L’âge et la souffrance. « La grande vieillesse est souvent une disgrâce qui s’étire jusqu’à la mort sans se presser. On en vient à gaver d’existence des personnes qui ont atteint leur seuil de satiété. On n’imagine pas la peine qu’il y a à vivre sans appétit. Il faudrait pouvoir sortir de table. Au lieu de quoi on nous ligote à notre chaise et nous sommes condamnés à rester à un interminable repas. » « La souffrance physique a le diabolique pouvoir de nous rétracter en un point inaccessible. Diabolique car diabolos est celui qui sépare et la douleur nous sépare des autres et de nous-mêmes. » A noter qu’un auteur qui écrit cela pourrait aborder le thème du suicide assisté, mais ce n’est pas le cas.

La maladie d’un enfant, expérience fondatrice. Marion Muller a été marquée par la pneumopathie d’un de ses enfants, à l’âge de quelques mois, dont il a réchappé de justesse. Perte de sens : « Telle est la vraie lèpre qui ronge l’âme, dont des malades que j’ai rencontrés étaient atteints, dont je fus atteinte. A quoi peut donc servir d’avoir un cœur fonctionnel lorsqu’on est amputé du système d’idées et de valeurs révélant le sens de notre existence ? »

La sécurité des contrats ? Pasteure, l’auteure parle des relations des patients avec la Providence, avec Dieu ou avec la Justice. La croyance en une justice rétributive est souvent présente. Alors, si ce qui nous arrive ne correspond pas à ce que nous attendions, notre réaction de frustration, voire de colère, est de dire « Les choses n’ont pas été prévues ainsi, ce n’était pas dans le contrat. » Mais le fait est que : « Tout comme le bonheur, le malheur n’est simplement pas juste. » « J’ai vu bien des contrats rompus par la maladie. Ainsi, cet immigré portugais qui avait décidé de travailler dur en France le temps qu’il faudrait pour acheter une maison au pays. Il y était parvenu mais, six mois après sa retraite, un cancer déchirait en morceaux le contrat de sa vie. Ses yeux fouillaient les miens à la recherche d’une explication. Dans cette chambre, nous découvrions l’insondable vide de sens. »

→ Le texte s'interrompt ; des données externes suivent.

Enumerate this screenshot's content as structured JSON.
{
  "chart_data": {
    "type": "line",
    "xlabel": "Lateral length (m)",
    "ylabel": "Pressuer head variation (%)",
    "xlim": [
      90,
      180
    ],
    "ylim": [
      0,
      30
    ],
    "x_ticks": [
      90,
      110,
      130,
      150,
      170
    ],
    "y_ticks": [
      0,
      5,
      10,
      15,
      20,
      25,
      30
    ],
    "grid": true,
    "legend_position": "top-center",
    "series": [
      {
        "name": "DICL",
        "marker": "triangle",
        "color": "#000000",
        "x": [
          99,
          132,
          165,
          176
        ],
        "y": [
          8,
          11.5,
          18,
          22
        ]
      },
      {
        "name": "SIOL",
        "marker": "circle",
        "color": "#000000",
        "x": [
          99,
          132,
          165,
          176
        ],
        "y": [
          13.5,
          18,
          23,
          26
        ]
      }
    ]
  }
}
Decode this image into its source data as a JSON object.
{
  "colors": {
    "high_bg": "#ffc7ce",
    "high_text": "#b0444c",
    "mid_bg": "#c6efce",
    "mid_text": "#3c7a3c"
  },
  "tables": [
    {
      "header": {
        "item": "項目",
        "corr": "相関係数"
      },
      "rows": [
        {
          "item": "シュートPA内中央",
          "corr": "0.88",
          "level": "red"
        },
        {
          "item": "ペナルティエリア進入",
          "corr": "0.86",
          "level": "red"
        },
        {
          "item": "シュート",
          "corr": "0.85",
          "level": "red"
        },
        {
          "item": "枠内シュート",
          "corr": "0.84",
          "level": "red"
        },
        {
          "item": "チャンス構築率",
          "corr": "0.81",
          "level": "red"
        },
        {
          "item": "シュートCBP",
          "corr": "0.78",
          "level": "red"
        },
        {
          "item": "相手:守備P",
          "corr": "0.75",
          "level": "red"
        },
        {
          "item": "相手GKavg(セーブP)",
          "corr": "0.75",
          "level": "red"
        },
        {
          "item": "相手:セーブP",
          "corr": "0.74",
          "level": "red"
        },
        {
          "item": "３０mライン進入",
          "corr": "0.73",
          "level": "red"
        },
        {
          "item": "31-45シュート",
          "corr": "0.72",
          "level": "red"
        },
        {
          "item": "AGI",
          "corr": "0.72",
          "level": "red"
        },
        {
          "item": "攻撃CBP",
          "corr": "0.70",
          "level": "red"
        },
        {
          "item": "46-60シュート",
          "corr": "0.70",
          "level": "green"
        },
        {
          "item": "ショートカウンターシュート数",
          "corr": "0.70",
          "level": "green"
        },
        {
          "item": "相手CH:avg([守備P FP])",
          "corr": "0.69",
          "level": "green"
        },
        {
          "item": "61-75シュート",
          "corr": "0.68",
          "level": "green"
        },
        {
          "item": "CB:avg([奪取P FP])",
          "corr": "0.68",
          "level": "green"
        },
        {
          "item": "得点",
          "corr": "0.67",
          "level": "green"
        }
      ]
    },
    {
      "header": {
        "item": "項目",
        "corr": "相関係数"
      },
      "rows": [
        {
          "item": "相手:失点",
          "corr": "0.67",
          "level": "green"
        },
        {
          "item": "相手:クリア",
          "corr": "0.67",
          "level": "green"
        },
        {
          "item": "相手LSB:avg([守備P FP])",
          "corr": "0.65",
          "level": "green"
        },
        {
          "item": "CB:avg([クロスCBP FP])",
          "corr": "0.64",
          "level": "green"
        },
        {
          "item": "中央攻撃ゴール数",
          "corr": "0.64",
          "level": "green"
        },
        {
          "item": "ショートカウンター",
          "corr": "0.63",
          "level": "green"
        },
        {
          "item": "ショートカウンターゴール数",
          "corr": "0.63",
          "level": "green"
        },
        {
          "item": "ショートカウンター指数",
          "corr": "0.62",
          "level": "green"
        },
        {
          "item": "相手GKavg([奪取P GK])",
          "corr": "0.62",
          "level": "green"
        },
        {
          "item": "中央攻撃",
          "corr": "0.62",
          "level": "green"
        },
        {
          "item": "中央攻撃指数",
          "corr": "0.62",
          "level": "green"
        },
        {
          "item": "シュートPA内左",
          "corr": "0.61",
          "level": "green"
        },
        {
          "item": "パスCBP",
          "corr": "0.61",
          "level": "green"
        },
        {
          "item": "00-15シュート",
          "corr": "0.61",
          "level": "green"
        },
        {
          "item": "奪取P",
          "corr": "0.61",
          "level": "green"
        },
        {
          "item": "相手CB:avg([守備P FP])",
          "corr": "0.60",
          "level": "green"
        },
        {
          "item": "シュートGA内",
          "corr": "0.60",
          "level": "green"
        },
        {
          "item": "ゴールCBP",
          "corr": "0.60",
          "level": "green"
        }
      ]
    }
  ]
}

Le travail d’aumônier. « Tout ce qui aide l’être humain à être au monde, je l’adopte. » « Le travail d’aumônier consiste en la fréquentation quotidienne de la Plainte. En m’aventurant dans le vaste territoire d’insécurité qu’est le milieu hospitalier, je savais que mon travail consisterait à me tenir en position d’accueil plutôt que de défense. » « Il n’existe pas de formation universitaire qui prépare à l’impuissance ». « On reconnaît ses amis à ce qu’ils savent supporter la présence palpable du malheur, sans fuir ni ouvrir la bouche en vaines consolations. » Et cela vaut pour les aumônier·ère·s, comme pour les autres.